Yesterday, at Teacher’s Convention in Calgary, I heard Alfie Kohn speak. Although I’ve read articles he has written I had never seen him in person. If you ever get the chance to attend one of his lectures don’t walk, run, to see him!
He is passionate about children and teachers. He wants to keep classroom tasks authentic and connected to students’ lives. He is anti-grades and anti-testing but he doesn’t just leave it at that. He supports teachers as knowledgeable professionals who know their students best. He asserts that the research says, and I’ve been at several assessment sessions that support this position, that before high school there is no need to give grades or tests. A case can be made for high school simply because that is how colleges still admit students: partially on the basis of their grades. However, before grade 9 it is more beneficial to students’ learning if they aren’t given grades but are provided with timely and specific feedback.

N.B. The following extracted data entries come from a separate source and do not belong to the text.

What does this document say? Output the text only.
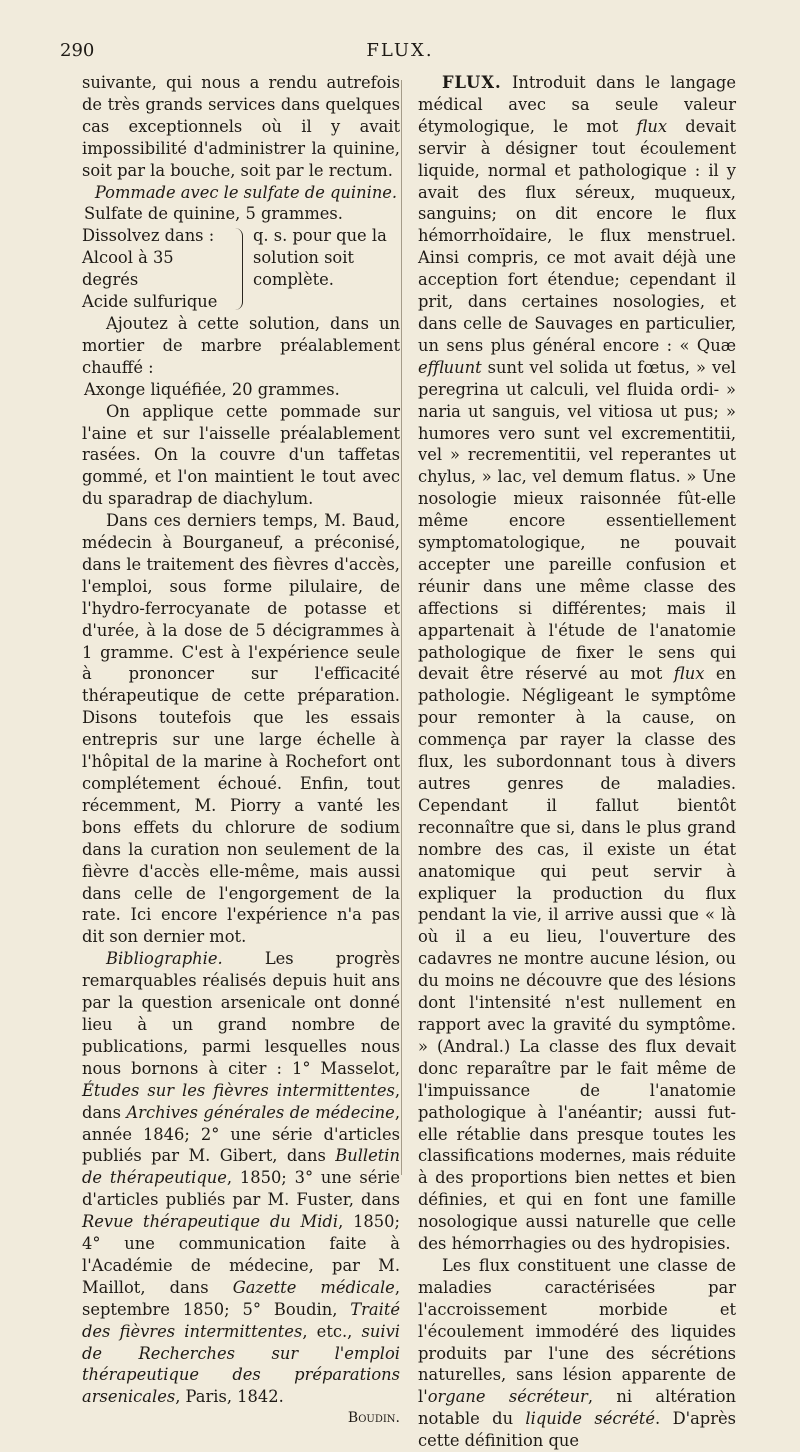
290	FLUX.

suivante, qui nous a rendu autrefois de très grands services dans quelques cas exceptionnels où il y avait impossibilité d'administrer la quinine, soit par la bouche, soit par le rectum.

Pommade avec le sulfate de quinine.

Sulfate de quinine, 5 grammes.

Dissolvez dans :
Alcool à 35 degrés
Acide sulfurique
q. s. pour que la solution soit complète.

Ajoutez à cette solution, dans un mortier de marbre préalablement chauffé :

Axonge liquéfiée, 20 grammes.

On applique cette pommade sur l'aine et sur l'aisselle préalablement rasées. On la couvre d'un taffetas gommé, et l'on maintient le tout avec du sparadrap de diachylum.

Dans ces derniers temps, M. Baud, médecin à Bourganeuf, a préconisé, dans le traitement des fièvres d'accès, l'emploi, sous forme pilulaire, de l'hydro-ferrocyanate de potasse et d'urée, à la dose de 5 décigrammes à 1 gramme. C'est à l'expérience seule à prononcer sur l'efficacité thérapeutique de cette préparation. Disons toutefois que les essais entrepris sur une large échelle à l'hôpital de la marine à Rochefort ont complétement échoué. Enfin, tout récemment, M. Piorry a vanté les bons effets du chlorure de sodium dans la curation non seulement de la fièvre d'accès elle-même, mais aussi dans celle de l'engorgement de la rate. Ici encore l'expérience n'a pas dit son dernier mot.

Bibliographie. Les progrès remarquables réalisés depuis huit ans par la question arsenicale ont donné lieu à un grand nombre de publications, parmi lesquelles nous nous bornons à citer : 1° Masselot, Études sur les fièvres intermittentes, dans Archives générales de médecine, année 1846; 2° une série d'articles publiés par M. Gibert, dans Bulletin de thérapeutique, 1850; 3° une série d'articles publiés par M. Fuster, dans Revue thérapeutique du Midi, 1850; 4° une communication faite à l'Académie de médecine, par M. Maillot, dans Gazette médicale, septembre 1850; 5° Boudin, Traité des fièvres intermittentes, etc., suivi de Recherches sur l'emploi thérapeutique des préparations arsenicales, Paris, 1842.

Boudin.

FLUX. Introduit dans le langage médical avec sa seule valeur étymologique, le mot flux devait servir à désigner tout écoulement liquide, normal et pathologique : il y avait des flux séreux, muqueux, sanguins; on dit encore le flux hémorrhoïdaire, le flux menstruel. Ainsi compris, ce mot avait déjà une acception fort étendue; cependant il prit, dans certaines nosologies, et dans celle de Sauvages en particulier, un sens plus général encore : « Quæ effluunt sunt vel solida ut fœtus, » vel peregrina ut calculi, vel fluida ordi- » naria ut sanguis, vel vitiosa ut pus; » humores vero sunt vel excrementitii, vel » recrementitii, vel reperantes ut chylus, » lac, vel demum flatus. » Une nosologie mieux raisonnée fût-elle même encore essentiellement symptomatologique, ne pouvait accepter une pareille confusion et réunir dans une même classe des affections si différentes; mais il appartenait à l'étude de l'anatomie pathologique de fixer le sens qui devait être réservé au mot flux en pathologie. Négligeant le symptôme pour remonter à la cause, on commença par rayer la classe des flux, les subordonnant tous à divers autres genres de maladies. Cependant il fallut bientôt reconnaître que si, dans le plus grand nombre des cas, il existe un état anatomique qui peut servir à expliquer la production du flux pendant la vie, il arrive aussi que « là où il a eu lieu, l'ouverture des cadavres ne montre aucune lésion, ou du moins ne découvre que des lésions dont l'intensité n'est nullement en rapport avec la gravité du symptôme. » (Andral.) La classe des flux devait donc reparaître par le fait même de l'impuissance de l'anatomie pathologique à l'anéantir; aussi fut-elle rétablie dans presque toutes les classifications modernes, mais réduite à des proportions bien nettes et bien définies, et qui en font une famille nosologique aussi naturelle que celle des hémorrhagies ou des hydropisies.

Les flux constituent une classe de maladies caractérisées par l'accroissement morbide et l'écoulement immodéré des liquides produits par l'une des sécrétions naturelles, sans lésion apparente de l'organe sécréteur, ni altération notable du liquide sécrété. D'après cette définition que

Although we need to assess and evaluate children we don’t need to do it at the expense of learning; there are other tools we can use to determine what students know, have learned, and where they might need to go next.
Kohn claims that the purpose of standardized testing, in the U.S. and Canada, is to control teachers and students. I couldn’t agree with him more. The threat of standardized tests looms over teachers and students like a heavy cloud. Since we know we have to administer these tests and that the scores are publicized we often end up teaching to the test. As a result, we end up compromising what is important and appropriate for children to learn based on their needs and interests at any given time.
I felt validated in what I do in my classroom and was one in an audience of over 1,000 people who stood up and gave him a standing ovation.